“I’m trying to click the button, but it doesn’t work.”
“Refresh the page and try again.”
“I tried it already. Can you give it a look?”
I walk over to the user, refresh the page and alas, the button works.
“I swear I did the same thing!”
“I guess it’s the tech touch.”
No, I don’t know what I did. And yes, I do believe you restarted the page as I said. The thing is, I might have the tech touch.
Some people just have it
And some people don’t. It’s not something you can fake, but it’s not something you’re born with, either. It’s strictly something you practice.
You can learn it, but you gotta hone it. What you learn is not as important as how much time and effort you dedicate. Actually, don’t learn: practice, with real environments, and shoot yourself in the foot.
OK, but really, what should you learn if you wanna have the tech touch? Everything. At least enough to be able to ask the right questions. Best thing I can say is: be a Jack of all trades.
But don’t try to cover too much too soon, or you’ll muddy yourself up. Don’t do as you did in high school to memorize formulas, try to learn intuition, build a mental model and think as a computer: before knowing how to fix something you gotta know what is broken, and to know what is broken you need to discern if something is broken. Learn how to see broken things, be keen and pay attention.
Go deep
Paradoxically, if you want to learn a swath of things, just pick one project and dive deep. Grab a thing you always felt curious about, webRTC, compilers, blockchain, signals, concurrency, torrent protocol, shaders, assembly langs, anything. Do it and find roadblocks. After enough of those you’ll probably be more comfortable navigating around your computer.
The tech touch is something that arises once you have enough comfort and experience.
It’s just like magic
Some people say the tech touch is just like magic. It feels like magic to the uninitiated, but we know it’s not magic, just like a magician knows their tricks are not magic!
But I think the tech touch is kinda magical. When does the magic appear? Any good magician was once an apprentice, and to become a good magician, he must have practiced. Unbeknownst to him, that’s when the real magic started to happen. A good magician doesn’t invent (or bend) laws of physics, he just gets good at them. He becomes an expert.
Then can he make you believe in magic, only after he believes it himself. He then knows how to do the trick, he can do the trick, but most of all, he has practiced the trick.
The magician is not a machine, his trick is not a strict program: he’s actually so good at it that he feels comfortable exploring. Sometimes he moves his hand a bit further out, sometimes he uses his other pocket, sometimes he changes the order of things, enough so that if something goes wrong, the trick does not fail.
Computers are usually hard problems, even when they work correctly. Knowing your way around them is like inhabiting all the magic tricks, while some of them are failing.
Pay attention
“I cannot send the email to the client!”
Where can I start debuging this? From the button that the user clicks to the SMTP server, there’s more than a dozen things that can fail.
Sometimes we have no better option than to just follow the trail, try to find logs or replay the incident on our side. But if you know your way around, you’ll find the solution faster. Having the tech touch is all about being able to find the solution faster (or even, which is truly magical: being able to pinpoint exactly where the problem is without looking at the system).
Well, you need to know yourself around first. This means time spend nosing around, walk the walk. But then, experience is not all, you also have to be paying attention, because you’re looking for something.
Did this happen before? Who is reporting the issue? Did I see any error notification right before or after the issue was reported? What are my colleges working on? What piece of the workflow was changed recently?
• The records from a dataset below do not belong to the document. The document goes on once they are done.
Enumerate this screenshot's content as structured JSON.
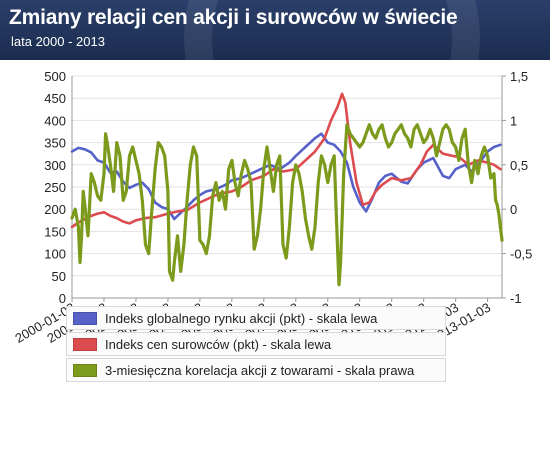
{
  "header": {
    "title": "Zmiany relacji cen akcji i surowców w świecie",
    "subtitle": "lata 2000 - 2013"
  },
  "colors": {
    "header_bg": "#22355c",
    "series_blue": "#5661c9",
    "series_red": "#dc4b4e",
    "series_green": "#7c9a1c",
    "grid": "#e2e2e2"
  },
  "chart_data": {
    "type": "line",
    "title": "Zmiany relacji cen akcji i surowców w świecie",
    "subtitle": "lata 2000 - 2013",
    "x_ticks": [
      "2000-01-03",
      "2001-01-03",
      "2002-01-03",
      "2003-01-03",
      "2004-01-03",
      "2005-01-03",
      "2006-01-03",
      "2007-01-03",
      "2008-01-03",
      "2009-01-03",
      "2010-01-03",
      "2011-01-03",
      "2012-01-03",
      "2013-01-03"
    ],
    "x_range": [
      2000.0,
      2013.45
    ],
    "y_left": {
      "range": [
        0,
        500
      ],
      "ticks": [
        "0",
        "50",
        "100",
        "150",
        "200",
        "250",
        "300",
        "350",
        "400",
        "450",
        "500"
      ]
    },
    "y_right": {
      "range": [
        -1,
        1.5
      ],
      "ticks": [
        "-1",
        "-0,5",
        "0",
        "0,5",
        "1",
        "1,5"
      ]
    },
    "grid": true,
    "legend_position": "bottom",
    "series": [
      {
        "name": "Indeks globalnego rynku akcji (pkt) - skala lewa",
        "axis": "left",
        "color": "#5661c9",
        "points": [
          [
            2000.0,
            330
          ],
          [
            2000.2,
            338
          ],
          [
            2000.4,
            335
          ],
          [
            2000.6,
            328
          ],
          [
            2000.8,
            310
          ],
          [
            2001.0,
            305
          ],
          [
            2001.2,
            282
          ],
          [
            2001.4,
            285
          ],
          [
            2001.6,
            262
          ],
          [
            2001.8,
            248
          ],
          [
            2002.0,
            255
          ],
          [
            2002.2,
            260
          ],
          [
            2002.4,
            245
          ],
          [
            2002.6,
            215
          ],
          [
            2002.8,
            205
          ],
          [
            2003.0,
            200
          ],
          [
            2003.2,
            178
          ],
          [
            2003.4,
            192
          ],
          [
            2003.6,
            205
          ],
          [
            2003.8,
            220
          ],
          [
            2004.0,
            232
          ],
          [
            2004.2,
            240
          ],
          [
            2004.5,
            245
          ],
          [
            2004.8,
            255
          ],
          [
            2005.0,
            265
          ],
          [
            2005.3,
            270
          ],
          [
            2005.6,
            280
          ],
          [
            2005.9,
            290
          ],
          [
            2006.2,
            300
          ],
          [
            2006.5,
            290
          ],
          [
            2006.8,
            305
          ],
          [
            2007.0,
            320
          ],
          [
            2007.3,
            340
          ],
          [
            2007.6,
            360
          ],
          [
            2007.8,
            370
          ],
          [
            2008.0,
            350
          ],
          [
            2008.2,
            345
          ],
          [
            2008.4,
            330
          ],
          [
            2008.6,
            305
          ],
          [
            2008.8,
            250
          ],
          [
            2009.0,
            215
          ],
          [
            2009.2,
            195
          ],
          [
            2009.4,
            225
          ],
          [
            2009.6,
            260
          ],
          [
            2009.8,
            275
          ],
          [
            2010.0,
            280
          ],
          [
            2010.3,
            262
          ],
          [
            2010.5,
            258
          ],
          [
            2010.8,
            290
          ],
          [
            2011.0,
            305
          ],
          [
            2011.3,
            315
          ],
          [
            2011.6,
            275
          ],
          [
            2011.8,
            270
          ],
          [
            2012.0,
            290
          ],
          [
            2012.3,
            300
          ],
          [
            2012.5,
            285
          ],
          [
            2012.8,
            310
          ],
          [
            2013.0,
            330
          ],
          [
            2013.2,
            340
          ],
          [
            2013.4,
            345
          ]
        ]
      },
      {
        "name": "Indeks cen surowców (pkt) - skala lewa",
        "axis": "left",
        "color": "#dc4b4e",
        "points": [
          [
            2000.0,
            160
          ],
          [
            2000.2,
            170
          ],
          [
            2000.4,
            178
          ],
          [
            2000.6,
            185
          ],
          [
            2000.8,
            190
          ],
          [
            2001.0,
            193
          ],
          [
            2001.2,
            185
          ],
          [
            2001.4,
            180
          ],
          [
            2001.6,
            172
          ],
          [
            2001.8,
            168
          ],
          [
            2002.0,
            175
          ],
          [
            2002.3,
            180
          ],
          [
            2002.6,
            182
          ],
          [
            2003.0,
            190
          ],
          [
            2003.3,
            195
          ],
          [
            2003.6,
            198
          ],
          [
            2004.0,
            215
          ],
          [
            2004.3,
            225
          ],
          [
            2004.6,
            235
          ],
          [
            2005.0,
            240
          ],
          [
            2005.3,
            250
          ],
          [
            2005.6,
            265
          ],
          [
            2006.0,
            275
          ],
          [
            2006.3,
            290
          ],
          [
            2006.6,
            285
          ],
          [
            2007.0,
            290
          ],
          [
            2007.3,
            310
          ],
          [
            2007.6,
            330
          ],
          [
            2007.9,
            360
          ],
          [
            2008.1,
            400
          ],
          [
            2008.3,
            430
          ],
          [
            2008.45,
            460
          ],
          [
            2008.55,
            440
          ],
          [
            2008.7,
            350
          ],
          [
            2008.9,
            260
          ],
          [
            2009.1,
            210
          ],
          [
            2009.3,
            215
          ],
          [
            2009.5,
            240
          ],
          [
            2009.7,
            255
          ],
          [
            2010.0,
            270
          ],
          [
            2010.3,
            265
          ],
          [
            2010.6,
            270
          ],
          [
            2010.9,
            300
          ],
          [
            2011.1,
            330
          ],
          [
            2011.3,
            345
          ],
          [
            2011.6,
            325
          ],
          [
            2011.9,
            320
          ],
          [
            2012.1,
            318
          ],
          [
            2012.4,
            300
          ],
          [
            2012.7,
            310
          ],
          [
            2013.0,
            305
          ],
          [
            2013.2,
            300
          ],
          [
            2013.4,
            290
          ]
        ]
      },
      {
        "name": "3-miesięczna korelacja akcji z towarami - skala prawa",
        "axis": "right",
        "color": "#7c9a1c",
        "points": [
          [
            2000.0,
            -0.1
          ],
          [
            2000.1,
            0.0
          ],
          [
            2000.2,
            -0.2
          ],
          [
            2000.25,
            -0.6
          ],
          [
            2000.3,
            -0.3
          ],
          [
            2000.35,
            0.2
          ],
          [
            2000.4,
            0.05
          ],
          [
            2000.5,
            -0.3
          ],
          [
            2000.6,
            0.4
          ],
          [
            2000.7,
            0.3
          ],
          [
            2000.8,
            0.15
          ],
          [
            2000.9,
            0.1
          ],
          [
            2001.0,
            0.4
          ],
          [
            2001.05,
            0.85
          ],
          [
            2001.1,
            0.75
          ],
          [
            2001.2,
            0.5
          ],
          [
            2001.3,
            0.2
          ],
          [
            2001.4,
            0.75
          ],
          [
            2001.5,
            0.6
          ],
          [
            2001.6,
            0.1
          ],
          [
            2001.7,
            0.2
          ],
          [
            2001.8,
            0.6
          ],
          [
            2001.9,
            0.7
          ],
          [
            2002.0,
            0.55
          ],
          [
            2002.1,
            0.4
          ],
          [
            2002.2,
            0.1
          ],
          [
            2002.3,
            -0.4
          ],
          [
            2002.4,
            -0.5
          ],
          [
            2002.5,
            0.0
          ],
          [
            2002.6,
            0.45
          ],
          [
            2002.7,
            0.75
          ],
          [
            2002.8,
            0.7
          ],
          [
            2002.9,
            0.6
          ],
          [
            2003.0,
            0.2
          ],
          [
            2003.05,
            -0.7
          ],
          [
            2003.15,
            -0.8
          ],
          [
            2003.2,
            -0.6
          ],
          [
            2003.3,
            -0.3
          ],
          [
            2003.4,
            -0.7
          ],
          [
            2003.5,
            -0.4
          ],
          [
            2003.6,
            0.1
          ],
          [
            2003.7,
            0.5
          ],
          [
            2003.8,
            0.7
          ],
          [
            2003.9,
            0.6
          ],
          [
            2004.0,
            -0.35
          ],
          [
            2004.1,
            -0.4
          ],
          [
            2004.2,
            -0.5
          ],
          [
            2004.3,
            -0.3
          ],
          [
            2004.4,
            0.15
          ],
          [
            2004.5,
            0.3
          ],
          [
            2004.6,
            0.1
          ],
          [
            2004.7,
            0.2
          ],
          [
            2004.8,
            0.0
          ],
          [
            2004.9,
            0.45
          ],
          [
            2005.0,
            0.55
          ],
          [
            2005.1,
            0.3
          ],
          [
            2005.2,
            0.15
          ],
          [
            2005.3,
            0.4
          ],
          [
            2005.4,
            0.55
          ],
          [
            2005.5,
            0.45
          ],
          [
            2005.6,
            0.3
          ],
          [
            2005.7,
            -0.45
          ],
          [
            2005.8,
            -0.3
          ],
          [
            2005.9,
            0.0
          ],
          [
            2006.0,
            0.45
          ],
          [
            2006.1,
            0.7
          ],
          [
            2006.2,
            0.45
          ],
          [
            2006.3,
            0.2
          ],
          [
            2006.4,
            0.5
          ],
          [
            2006.5,
            0.6
          ],
          [
            2006.6,
            -0.4
          ],
          [
            2006.7,
            -0.55
          ],
          [
            2006.8,
            -0.2
          ],
          [
            2006.9,
            0.3
          ],
          [
            2007.0,
            0.5
          ],
          [
            2007.1,
            0.4
          ],
          [
            2007.2,
            0.2
          ],
          [
            2007.3,
            -0.1
          ],
          [
            2007.4,
            -0.3
          ],
          [
            2007.5,
            -0.45
          ],
          [
            2007.6,
            -0.2
          ],
          [
            2007.7,
            0.3
          ],
          [
            2007.8,
            0.6
          ],
          [
            2007.9,
            0.5
          ],
          [
            2008.0,
            0.3
          ],
          [
            2008.1,
            0.5
          ],
          [
            2008.2,
            0.6
          ],
          [
            2008.3,
            -0.4
          ],
          [
            2008.35,
            -0.85
          ],
          [
            2008.4,
            -0.6
          ],
          [
            2008.5,
            0.4
          ],
          [
            2008.6,
            0.95
          ],
          [
            2008.7,
            0.85
          ],
          [
            2008.8,
            0.8
          ],
          [
            2008.9,
            0.75
          ],
          [
            2009.0,
            0.7
          ],
          [
            2009.1,
            0.75
          ],
          [
            2009.2,
            0.85
          ],
          [
            2009.3,
            0.95
          ],
          [
            2009.4,
            0.85
          ],
          [
            2009.5,
            0.8
          ],
          [
            2009.6,
            0.9
          ],
          [
            2009.7,
            0.95
          ],
          [
            2009.8,
            0.8
          ],
          [
            2009.9,
            0.7
          ],
          [
            2010.0,
            0.75
          ],
          [
            2010.1,
            0.85
          ],
          [
            2010.2,
            0.9
          ],
          [
            2010.3,
            0.95
          ],
          [
            2010.4,
            0.85
          ],
          [
            2010.5,
            0.8
          ],
          [
            2010.6,
            0.7
          ],
          [
            2010.7,
            0.9
          ],
          [
            2010.8,
            0.95
          ],
          [
            2010.9,
            0.85
          ],
          [
            2011.0,
            0.75
          ],
          [
            2011.1,
            0.8
          ],
          [
            2011.2,
            0.9
          ],
          [
            2011.3,
            0.8
          ],
          [
            2011.4,
            0.6
          ],
          [
            2011.5,
            0.75
          ],
          [
            2011.6,
            0.9
          ],
          [
            2011.7,
            0.95
          ],
          [
            2011.8,
            0.9
          ],
          [
            2011.9,
            0.75
          ],
          [
            2012.0,
            0.7
          ],
          [
            2012.1,
            0.55
          ],
          [
            2012.2,
            0.8
          ],
          [
            2012.3,
            0.9
          ],
          [
            2012.4,
            0.5
          ],
          [
            2012.5,
            0.3
          ],
          [
            2012.6,
            0.55
          ],
          [
            2012.7,
            0.4
          ],
          [
            2012.8,
            0.6
          ],
          [
            2012.9,
            0.7
          ],
          [
            2013.0,
            0.6
          ],
          [
            2013.1,
            0.35
          ],
          [
            2013.2,
            0.4
          ],
          [
            2013.25,
            0.1
          ],
          [
            2013.3,
            0.05
          ],
          [
            2013.35,
            -0.05
          ],
          [
            2013.4,
            -0.2
          ],
          [
            2013.45,
            -0.35
          ]
        ]
      }
    ]
  }
}
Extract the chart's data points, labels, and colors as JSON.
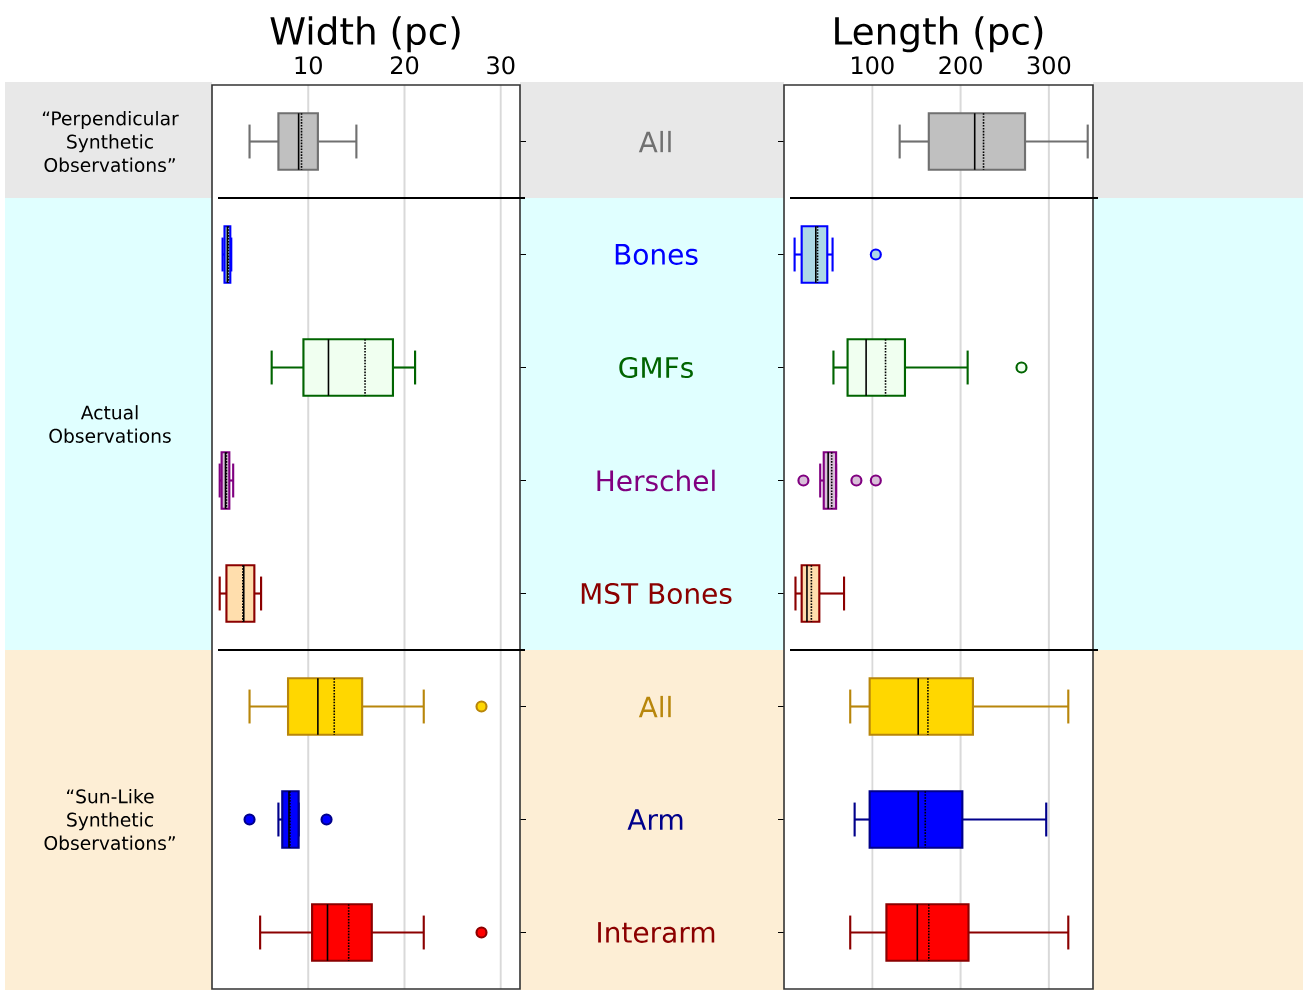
{
  "chart_data": [
    {
      "type": "box",
      "orientation": "horizontal",
      "xlabel": "Width (pc)",
      "categories": [
        "All",
        "Bones",
        "GMFs",
        "Herschel",
        "MST Bones",
        "All",
        "Arm",
        "Interarm"
      ],
      "colors": [
        "#707070",
        "#0000ff",
        "#006400",
        "#800080",
        "#8b0000",
        "#b8860b",
        "#00008b",
        "#8b0000"
      ],
      "boxes": [
        {
          "low": 3.9,
          "q1": 6.9,
          "median": 9.0,
          "q3": 11.0,
          "high": 15.0,
          "mean": 9.3
        },
        {
          "low": 1.1,
          "q1": 1.3,
          "median": 1.6,
          "q3": 1.9,
          "high": 2.0,
          "mean": 1.7
        },
        {
          "low": 6.2,
          "q1": 9.5,
          "median": 12.1,
          "q3": 18.8,
          "high": 21.1,
          "mean": 15.9
        },
        {
          "low": 0.8,
          "q1": 1.0,
          "median": 1.4,
          "q3": 1.8,
          "high": 2.2,
          "mean": 1.5
        },
        {
          "low": 0.8,
          "q1": 1.5,
          "median": 3.3,
          "q3": 4.4,
          "high": 5.1,
          "mean": 3.2
        },
        {
          "low": 3.9,
          "q1": 7.9,
          "median": 11.0,
          "q3": 15.6,
          "high": 22.0,
          "mean": 12.7,
          "outliers": [
            28.0
          ]
        },
        {
          "low": 6.9,
          "q1": 7.3,
          "median": 8.0,
          "q3": 9.0,
          "high": 9.0,
          "mean": 8.1,
          "outliers": [
            3.9,
            11.9
          ]
        },
        {
          "low": 5.0,
          "q1": 10.4,
          "median": 12.0,
          "q3": 16.6,
          "high": 22.0,
          "mean": 14.2,
          "outliers": [
            28.0
          ]
        }
      ],
      "xlim": [
        0,
        32
      ],
      "xticks": [
        10,
        20,
        30
      ],
      "grid": "x",
      "annotations": [
        "“Perpendicular Synthetic Observations”",
        "Actual Observations",
        "“Sun-Like Synthetic Observations”"
      ]
    },
    {
      "type": "box",
      "orientation": "horizontal",
      "xlabel": "Length (pc)",
      "colors": [
        "#707070",
        "#0000ff",
        "#006400",
        "#800080",
        "#8b0000",
        "#b8860b",
        "#00008b",
        "#8b0000"
      ],
      "boxes": [
        {
          "low": 131,
          "q1": 164,
          "median": 216,
          "q3": 273,
          "high": 344,
          "mean": 226
        },
        {
          "low": 12,
          "q1": 20,
          "median": 36,
          "q3": 49,
          "high": 55,
          "mean": 38,
          "outliers": [
            104
          ]
        },
        {
          "low": 56,
          "q1": 72,
          "median": 93,
          "q3": 137,
          "high": 208,
          "mean": 115,
          "outliers": [
            269
          ]
        },
        {
          "low": 41,
          "q1": 45,
          "median": 50,
          "q3": 59,
          "high": 59,
          "mean": 54,
          "outliers": [
            22,
            82,
            104
          ]
        },
        {
          "low": 13,
          "q1": 20,
          "median": 26,
          "q3": 40,
          "high": 68,
          "mean": 31
        },
        {
          "low": 75,
          "q1": 97,
          "median": 152,
          "q3": 214,
          "high": 322,
          "mean": 163
        },
        {
          "low": 80,
          "q1": 97,
          "median": 152,
          "q3": 202,
          "high": 297,
          "mean": 160
        },
        {
          "low": 75,
          "q1": 116,
          "median": 151,
          "q3": 209,
          "high": 322,
          "mean": 164
        }
      ],
      "xlim": [
        0,
        350
      ],
      "xticks": [
        100,
        200,
        300
      ],
      "grid": "x",
      "tick_labels": "x"
    }
  ]
}
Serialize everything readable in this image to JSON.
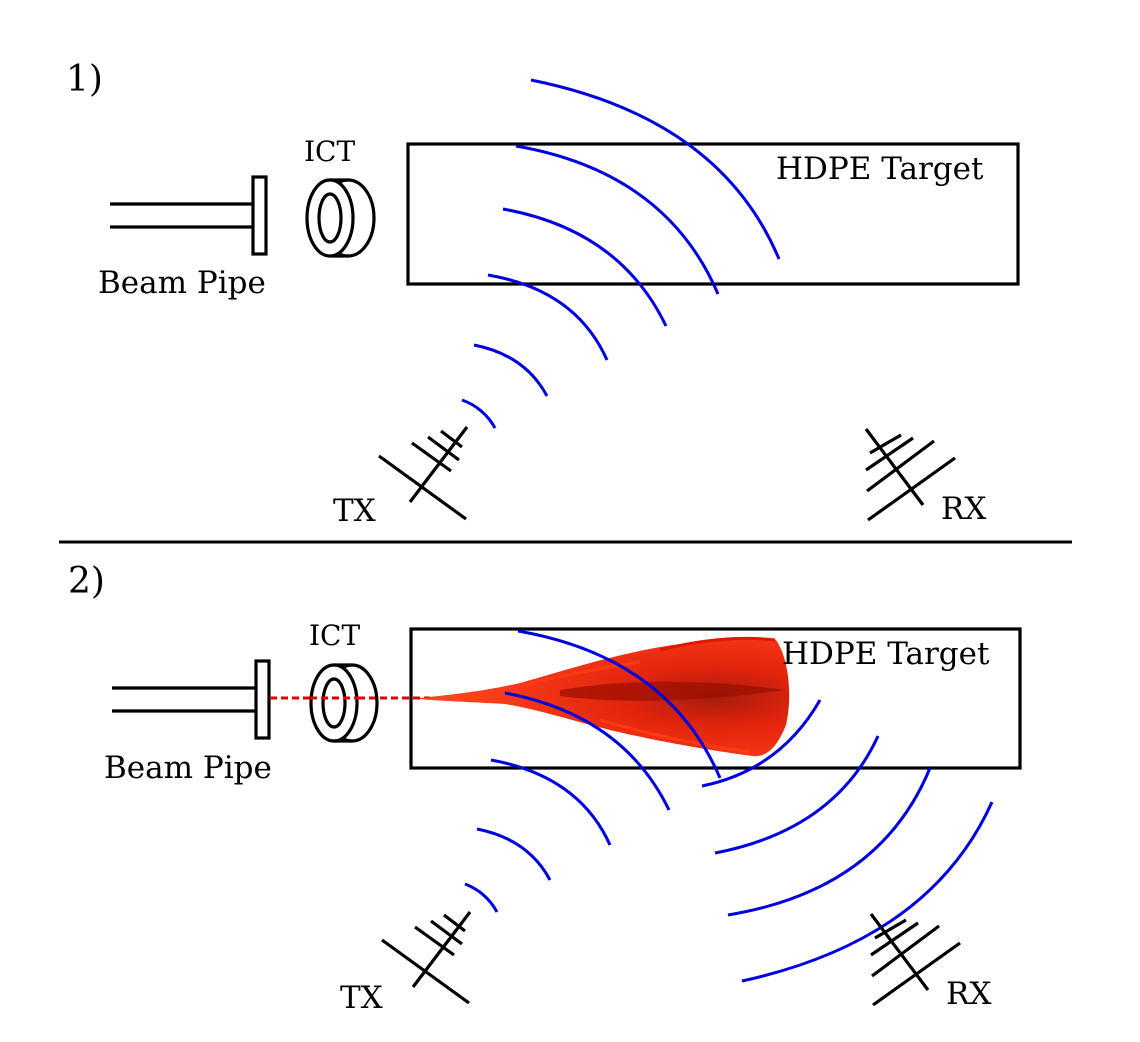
{
  "panel1": {
    "number": "1)",
    "ict_label": "ICT",
    "target_label": "HDPE Target",
    "pipe_label": "Beam Pipe",
    "tx_label": "TX",
    "rx_label": "RX"
  },
  "panel2": {
    "number": "2)",
    "ict_label": "ICT",
    "target_label": "HDPE Target",
    "pipe_label": "Beam Pipe",
    "tx_label": "TX",
    "rx_label": "RX"
  },
  "colors": {
    "waves": "#0000e0",
    "beam": "#e00000",
    "shower": "#ff2a00",
    "shower_core": "#b01000"
  }
}
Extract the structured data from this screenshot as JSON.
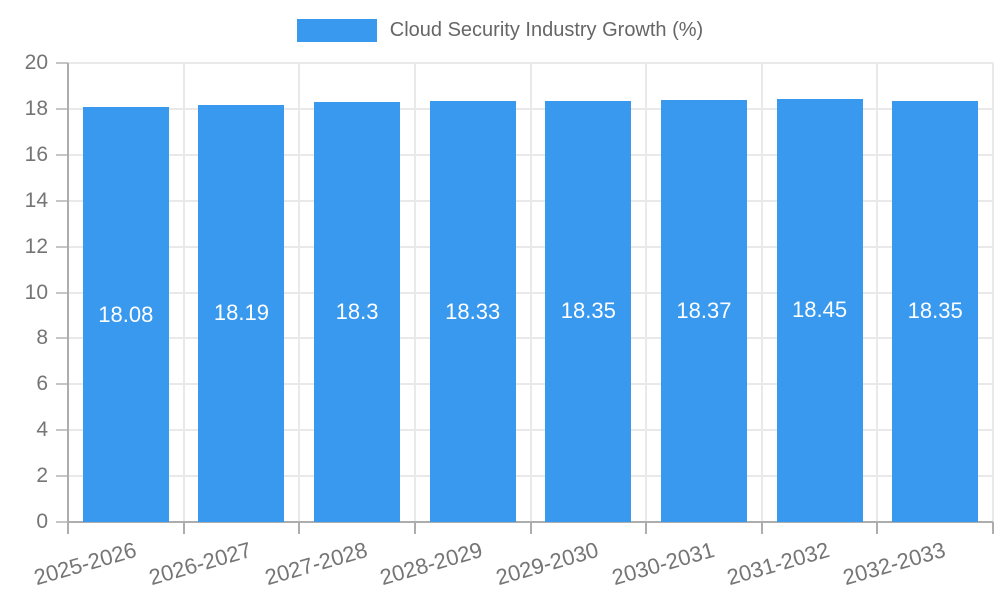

Seeing how the user interacts with it can give you a million clues: what explorer are they using? Is there anything peculiar about their workflow? How many of these do they do a day? When’s the last time they logged in the app, or restarted the machine? Might they be running an old version? Ask precise questions.
And all the while, pay attention: many times I spotted the solution out of the corner of my eye.
Try stuff out
Back to the first example: I truly believe the user restarted the thing as I said, but I may mean many things by restart: closing the tab, closing the explorer, erasing cookies. Apps and computers are state machines, refreshing them once is not the same as refreshing them 20 times, which is definitively not the same as deleting cache, restarting your PC, reinstalling, or even taking the battery out of the motherboard.
How to copy and paste
A note to those of us who have the tech touch, be patient with the uninitiated. People do not live plugged-in as we might, and we take for granted things that are definitively not obvious. I’ll close this with a short story.
While I was working as customer support, I received the strangest call: “I cannot copy and past a text.” I went over to the user and told him to show me what he was doing. He began his demonstration:
“Well, I select the text and click control+c, just like you guys told me to. Then I unplug the mouse,” he effectively unplugged the mouse, “And very carefully take it to my other computer, I plug it in, and, see! I cannot paste it here!”
“Well,” I said to myself, “Maybe there’s a good idea for a startup right there.”